Create the model in Glean

  1. From the data exploration page, click Add Data Model

  2. Either select your prepared retention table from your data warehouse or click SQL Query and enter a SQL query similar to the one above as the basis for your model. Click Create Model

  3. Set up your data model in Glean:

    • Make sure that month is selected as your primary date, by selecting the gear next to it.

    • Add cohort_month_str, month_number as attributes along with any experimental cohort attributes you prepared in your data.

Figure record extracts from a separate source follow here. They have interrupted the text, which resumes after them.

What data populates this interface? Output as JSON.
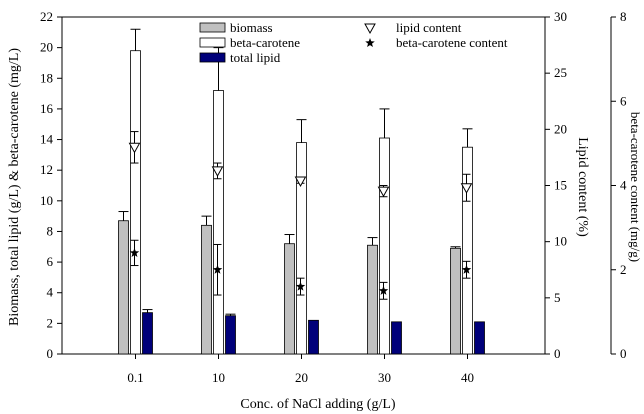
{
  "chart_data": {
    "type": "bar",
    "xlabel": "Conc. of NaCl adding (g/L)",
    "ylabel_left": "Biomass, total lipid (g/L) & beta-carotene (mg/L)",
    "ylabel_right1": "Lipid content (%)",
    "ylabel_right2": "beta-carotene content (mg/g)",
    "categories": [
      "0.1",
      "10",
      "20",
      "30",
      "40"
    ],
    "ylim_left": [
      0,
      22
    ],
    "ylim_right1": [
      0,
      30
    ],
    "ylim_right2": [
      0,
      8
    ],
    "yticks_left": [
      "0",
      "2",
      "4",
      "6",
      "8",
      "10",
      "12",
      "14",
      "16",
      "18",
      "20",
      "22"
    ],
    "yticks_right1": [
      "0",
      "5",
      "10",
      "15",
      "20",
      "25",
      "30"
    ],
    "yticks_right2": [
      "0",
      "2",
      "4",
      "6",
      "8"
    ],
    "bar_series": [
      {
        "name": "biomass",
        "color": "#c0c0c0",
        "values": [
          8.7,
          8.4,
          7.2,
          7.1,
          6.9
        ],
        "errors": [
          0.6,
          0.6,
          0.6,
          0.5,
          0.1
        ]
      },
      {
        "name": "beta-carotene",
        "color": "#ffffff",
        "values": [
          19.8,
          17.2,
          13.8,
          14.1,
          13.5
        ],
        "errors": [
          1.4,
          2.8,
          1.5,
          1.9,
          1.2
        ]
      },
      {
        "name": "total lipid",
        "color": "#00007a",
        "values": [
          2.7,
          2.5,
          2.2,
          2.1,
          2.1
        ],
        "errors": [
          0.2,
          0.1,
          0.0,
          0.0,
          0.0
        ]
      }
    ],
    "point_series": [
      {
        "name": "lipid content",
        "marker": "triangle-down-open",
        "axis": "right1",
        "values": [
          18.4,
          16.3,
          15.4,
          14.5,
          14.8
        ],
        "errors": [
          1.4,
          0.7,
          0.2,
          0.5,
          1.2
        ]
      },
      {
        "name": "beta-carotene content",
        "marker": "star",
        "axis": "right2",
        "values": [
          2.4,
          2.0,
          1.6,
          1.5,
          2.0
        ],
        "errors": [
          0.3,
          0.6,
          0.2,
          0.2,
          0.2
        ]
      }
    ]
  }
}
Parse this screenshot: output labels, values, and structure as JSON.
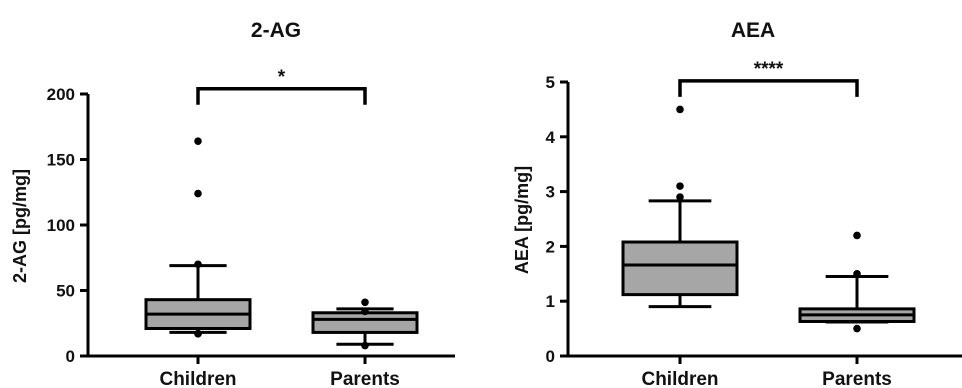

    • Add two columns as Measures:

      • Unbounded Active Retention - is defined as the average of column unbounded_active
      • Active Retention - is defined as the average of column active
      • Active Users (Optional) - if you want to create a retention pivot, you should also add a measure for unique active users in a month:
      COUNT(DISTINCT IF(active = 1, userid, null))
  4. Click Publish

Create retention curves

  1. Change the chart type to a line
  2. Select month_number as the x-axis variable
  3. Select Unbounded Active Retention as your measure
  4. Select some cohort_month_str as breakouts to see how different cohort months retain users in your product. Alternatively, you can filter for a specific cohort month and breakout by an experimental variable

Note that not breaking out (or filtering) by cohort_month_str has some implications for your analysis. This is because not every cohort month has an equal number of future months. To correct for this, it's possible to use a Kaplan-Meier estimator which will be left as a separate exercise.

Create retention table

  1. Make sure you add the Active Users measure specified above.
  2. Select a pivot table as your visualization type from the chart dropdown on the top left.
  3. Select cohort as your rows.
  4. Select month_number as your columns.
  5. Click into the control tab on the right-hand side and make sure you sort rows by cohort descending and sort the columns by month_number ascending.
  6. As the measure, select Active Users as the calculation, select Percentage of Row Max and finally as the Color scale, select Percentage Color Scale.